What happens when maxing out Postgres' work_mem?

How does the work_mem option in Postgres work? Here's the description from http://www.postgresql.org/docs/8.4/static/runtime-config-resource.html:
Specifies the amount of memory to be used by internal
sort operations and hash tables before switching to
temporary disk files. The value defaults to one megabyte
(1MB). Note that for a complex query, several sort or
hash operations might be running in parallel; each one
will be allowed to use as much memory as this value
specifies before it starts to put data into temporary
files. Also, several running sessions could be doing
such operations concurrently. So the total memory used
could be many times the value of work_mem; it is
necessary to keep this fact in mind when choosing the
value. Sort operations are used for ORDER BY, DISTINCT,
and merge joins. Hash tables are used in hash joins,
hash-based aggregation, and hash-based processing of IN
subqueries.
I'm probably totally wrong here but..isn't "switching to temporary disk files" essentially the same thing as "virtual memory" in the operating system? Wouldn't the OS just create a swap file once the RAM is gone? Wouldn't it be better to set this to something like 100TB and let the OS figure it out? Before I potentially mess up my system, I want to check if anyone actually tried this approach.
PostgreSQL will for example switch to a sorting operation more suitable for on-disk sort than in-memory sort if it knows the sort will happen on disk - which it won't know if it happens in swap.
Also, PostgreSQL can switch to a completely different plan (for example, using a different JOIN method) if it figures out the data does not fit in RAM.
Setting work_mem too high will get you a very slow database as soon as you have enough data so that everything doesn't always fit in RAM anymore.
Keep in mind that work_mem is the maximum amount of RAM that can be used for every single sort operation. For a single query, multiple sort operations might run in parallel and there might be multiple connections querying the database at once. For that reason all sort operations may use x-times the amount of work_mem in RAM (that's the reason a conservative amount is recommended).
Now back to your question, if you choose a work_mem to a such high value, sort operations might use up most of your RAM, which leads to page in and out's from swap (keep in mind, there are lots of other processes and PostgreSQL parts that need some (or even lots of) RAM. Disk-based sort operations are by factors more efficient than page swaps done by the OS. As some of the other replies pointed out, a database server which has swap out and in constantly will perform extremely slow.
Another point is, that with such a high work_mem value, a single query (purposely or by accident) might more or less make the whole database server go unresponsive.
A database server that swaps is a dead database server.
In RAM postgres uses quicksort, on disk it uses another algorithm which is much more suited to harddisks.

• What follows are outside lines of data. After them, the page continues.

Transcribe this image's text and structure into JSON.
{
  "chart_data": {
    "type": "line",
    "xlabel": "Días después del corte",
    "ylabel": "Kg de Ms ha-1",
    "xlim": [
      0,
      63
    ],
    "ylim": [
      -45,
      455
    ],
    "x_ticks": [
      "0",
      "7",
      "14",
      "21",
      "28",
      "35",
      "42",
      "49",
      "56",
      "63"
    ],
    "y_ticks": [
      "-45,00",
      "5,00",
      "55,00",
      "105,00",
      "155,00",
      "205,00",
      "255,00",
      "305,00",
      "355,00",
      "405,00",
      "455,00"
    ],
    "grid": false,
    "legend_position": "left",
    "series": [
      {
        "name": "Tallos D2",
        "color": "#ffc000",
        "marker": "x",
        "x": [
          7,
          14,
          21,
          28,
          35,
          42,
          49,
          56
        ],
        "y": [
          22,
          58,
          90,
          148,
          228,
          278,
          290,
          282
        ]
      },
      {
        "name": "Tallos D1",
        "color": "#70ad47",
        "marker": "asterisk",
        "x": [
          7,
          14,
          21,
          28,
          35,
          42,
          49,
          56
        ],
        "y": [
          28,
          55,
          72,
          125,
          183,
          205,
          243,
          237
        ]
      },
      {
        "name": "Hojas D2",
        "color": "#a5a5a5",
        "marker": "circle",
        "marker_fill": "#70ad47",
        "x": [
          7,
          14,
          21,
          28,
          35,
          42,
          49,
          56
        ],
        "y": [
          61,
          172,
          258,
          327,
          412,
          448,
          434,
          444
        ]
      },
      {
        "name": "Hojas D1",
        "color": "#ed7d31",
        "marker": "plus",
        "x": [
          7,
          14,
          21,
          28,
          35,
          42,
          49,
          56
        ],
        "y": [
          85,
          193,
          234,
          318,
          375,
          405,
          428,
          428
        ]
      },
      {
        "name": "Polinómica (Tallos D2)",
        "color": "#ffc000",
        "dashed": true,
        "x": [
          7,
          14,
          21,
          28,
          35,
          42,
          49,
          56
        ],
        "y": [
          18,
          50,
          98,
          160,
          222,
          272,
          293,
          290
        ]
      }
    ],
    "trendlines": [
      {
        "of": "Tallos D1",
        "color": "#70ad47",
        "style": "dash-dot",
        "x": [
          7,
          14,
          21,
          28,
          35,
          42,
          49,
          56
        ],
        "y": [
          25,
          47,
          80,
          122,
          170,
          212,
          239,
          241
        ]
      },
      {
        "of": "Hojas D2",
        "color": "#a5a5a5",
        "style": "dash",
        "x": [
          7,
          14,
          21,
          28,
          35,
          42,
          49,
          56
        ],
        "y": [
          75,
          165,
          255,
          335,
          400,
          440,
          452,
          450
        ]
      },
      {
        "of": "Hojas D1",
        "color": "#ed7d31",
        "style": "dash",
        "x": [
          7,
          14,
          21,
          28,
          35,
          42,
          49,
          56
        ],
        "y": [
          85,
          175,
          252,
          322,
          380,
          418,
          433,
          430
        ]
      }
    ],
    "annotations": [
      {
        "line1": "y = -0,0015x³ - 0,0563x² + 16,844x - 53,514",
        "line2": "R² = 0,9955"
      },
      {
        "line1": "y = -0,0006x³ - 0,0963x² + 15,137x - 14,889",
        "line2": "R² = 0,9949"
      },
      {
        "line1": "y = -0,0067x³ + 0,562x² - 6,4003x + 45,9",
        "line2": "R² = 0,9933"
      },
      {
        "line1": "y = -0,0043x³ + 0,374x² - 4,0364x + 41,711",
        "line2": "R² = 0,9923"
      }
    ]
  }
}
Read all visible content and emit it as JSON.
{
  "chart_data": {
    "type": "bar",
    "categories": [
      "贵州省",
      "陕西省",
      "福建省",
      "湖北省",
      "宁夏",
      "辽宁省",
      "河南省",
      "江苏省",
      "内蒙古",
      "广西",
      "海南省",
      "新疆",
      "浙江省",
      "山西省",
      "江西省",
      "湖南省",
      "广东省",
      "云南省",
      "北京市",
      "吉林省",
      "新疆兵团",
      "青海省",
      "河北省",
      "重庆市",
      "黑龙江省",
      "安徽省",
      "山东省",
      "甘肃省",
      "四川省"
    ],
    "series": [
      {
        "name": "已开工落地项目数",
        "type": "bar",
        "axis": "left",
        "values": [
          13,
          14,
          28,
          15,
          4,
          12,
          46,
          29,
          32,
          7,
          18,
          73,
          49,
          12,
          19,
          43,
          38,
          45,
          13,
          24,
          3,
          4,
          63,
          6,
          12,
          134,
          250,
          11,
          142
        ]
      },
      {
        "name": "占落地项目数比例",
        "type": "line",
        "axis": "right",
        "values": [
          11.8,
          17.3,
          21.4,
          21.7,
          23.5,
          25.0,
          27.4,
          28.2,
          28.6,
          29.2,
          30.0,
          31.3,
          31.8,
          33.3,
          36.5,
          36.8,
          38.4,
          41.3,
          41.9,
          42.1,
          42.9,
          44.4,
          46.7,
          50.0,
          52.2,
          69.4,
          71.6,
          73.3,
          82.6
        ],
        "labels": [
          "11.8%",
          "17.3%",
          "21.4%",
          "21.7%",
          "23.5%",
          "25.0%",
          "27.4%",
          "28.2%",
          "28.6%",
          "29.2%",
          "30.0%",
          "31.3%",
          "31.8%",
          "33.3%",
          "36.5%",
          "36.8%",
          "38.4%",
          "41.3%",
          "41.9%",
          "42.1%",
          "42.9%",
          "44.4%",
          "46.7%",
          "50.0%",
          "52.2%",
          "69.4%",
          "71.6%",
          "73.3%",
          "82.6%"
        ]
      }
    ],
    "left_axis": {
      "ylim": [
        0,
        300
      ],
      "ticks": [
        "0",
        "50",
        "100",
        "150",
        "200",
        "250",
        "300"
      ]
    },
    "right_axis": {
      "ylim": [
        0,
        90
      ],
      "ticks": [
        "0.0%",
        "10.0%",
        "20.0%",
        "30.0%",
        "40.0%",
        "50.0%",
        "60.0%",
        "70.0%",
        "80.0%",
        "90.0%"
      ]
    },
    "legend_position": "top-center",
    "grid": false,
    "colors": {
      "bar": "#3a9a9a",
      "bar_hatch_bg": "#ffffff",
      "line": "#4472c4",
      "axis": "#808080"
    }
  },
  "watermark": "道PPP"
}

Using quicksort on swapped-out memory will be incredibly slow.
The OS is generic in the terms it handles swap, besides, there's a finite amount of address space a process can use, which isn't that big on 32 bit systems(2Gb on a windows 32 bit platform, can be enhanced to 3Gb), but you're right, you could let the OS handle this through virtual memory.
PostgreSQL is not 'generic' it'll know much better than the OS how to structure data once disk access is involved, so letting the database switch over to explicit file handling once memory is exhausted will have benefits over letting the OS handle it.